Silver holds steady as India raises silver import duty to 15%
Silver (XAG) is trading at $86.58, posting a daily gain of 0.05%. The asset is currently positioned above its key moving averages, reflecting a continuation of upward momentum.
Highlights
- India’s sharp hike in silver import duties from 6% to 15% has driven demand toward local markets and ETFs.
- Geopolitical tensions and higher crude oil prices are boosting safe-haven flows and supporting robust silver demand in India.
- Silver trades strongly above support at $82.50 with bullish momentum, but overbought signals suggest possible near-term consolidation within the $82.50–$90.90 expected range.
Import duty hike and ETF demand boost silver as safe-haven flows rise
Indian authorities have raised silver import duties from 6% to 15%, significantly lifting the cost of imported metal and prompting a shift toward local markets and ETF holdings. This regulatory action has coincided with a surge in silver ETF demand and trading activity within India, highlighting increasing institutional and retail participation in the market. Additionally, recent geopolitical tensions and a spike in crude oil prices have supported safe-haven demand for silver, contributing to the metal's current strength.
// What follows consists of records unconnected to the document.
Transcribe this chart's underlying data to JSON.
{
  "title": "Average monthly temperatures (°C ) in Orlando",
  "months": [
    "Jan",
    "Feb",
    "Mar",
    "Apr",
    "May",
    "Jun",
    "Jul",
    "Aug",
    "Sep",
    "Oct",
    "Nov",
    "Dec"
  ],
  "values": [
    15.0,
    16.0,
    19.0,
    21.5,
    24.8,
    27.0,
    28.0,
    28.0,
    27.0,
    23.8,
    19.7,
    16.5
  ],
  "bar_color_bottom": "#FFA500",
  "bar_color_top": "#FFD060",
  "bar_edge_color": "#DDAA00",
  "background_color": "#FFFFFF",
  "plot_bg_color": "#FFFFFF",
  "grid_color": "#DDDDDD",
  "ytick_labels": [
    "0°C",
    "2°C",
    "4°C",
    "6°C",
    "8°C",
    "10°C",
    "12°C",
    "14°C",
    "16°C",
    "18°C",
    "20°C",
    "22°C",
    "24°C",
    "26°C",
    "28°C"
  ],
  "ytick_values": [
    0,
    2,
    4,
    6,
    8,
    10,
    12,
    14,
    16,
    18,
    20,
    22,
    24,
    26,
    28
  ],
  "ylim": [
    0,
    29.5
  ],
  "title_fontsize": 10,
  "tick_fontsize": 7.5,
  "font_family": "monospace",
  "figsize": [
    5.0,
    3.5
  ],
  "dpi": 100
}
Overbought signals build as robust momentum risks short-term pullback
Technically, silver is holding well above the SMA-20 at $77.03, SMA-50 at $74.83, and SMA-200 at $72.46, underscoring its persistent strength across all trend horizons. The Ichimoku Kijun value at $78.96 acts as immediate support just beneath the market. Momentum indicators such as MACD and ADX confirm ongoing trend strength, while the Awesome Oscillator is also bullish. RSI at 71.49, Stoch RSI at 100.00, and CCI at 203.64 all signal overbought territory, and BBP remains strongly positive. Silver trades near the upper end of today’s $85.84–$87.57 range, reflecting moderate but sustained volatility. While momentum is robust, the confluence of overbought signals highlights the risk of a near-term consolidation or corrective pullback.
Further gains likely as crowded positioning heightens correction risk
Over the next five trading days, XAG is likely to remain within a typical volatility band between $82.50 and $90.90. There is an above 80% probability of further price increases, with consolidation around current levels as the baseline expectation. Should silver break above $90.90, a new multi-month high would become the primary scenario. Conversely, a move below $82.50 would open the door to a deeper correction toward key support levels. Vigilance is warranted for sharp pullbacks given the crowded positioning in momentum and oscillators.
Earlier, analysts noted that silver’s uptrend was supported by sustained bullish momentum and regulatory developments tightening global supply. With the latest surge in ETF demand and heightened volatility, traders should pay close attention to the risk of abrupt pullbacks as crowded positioning amplifies both upside potential and corrective downside moves.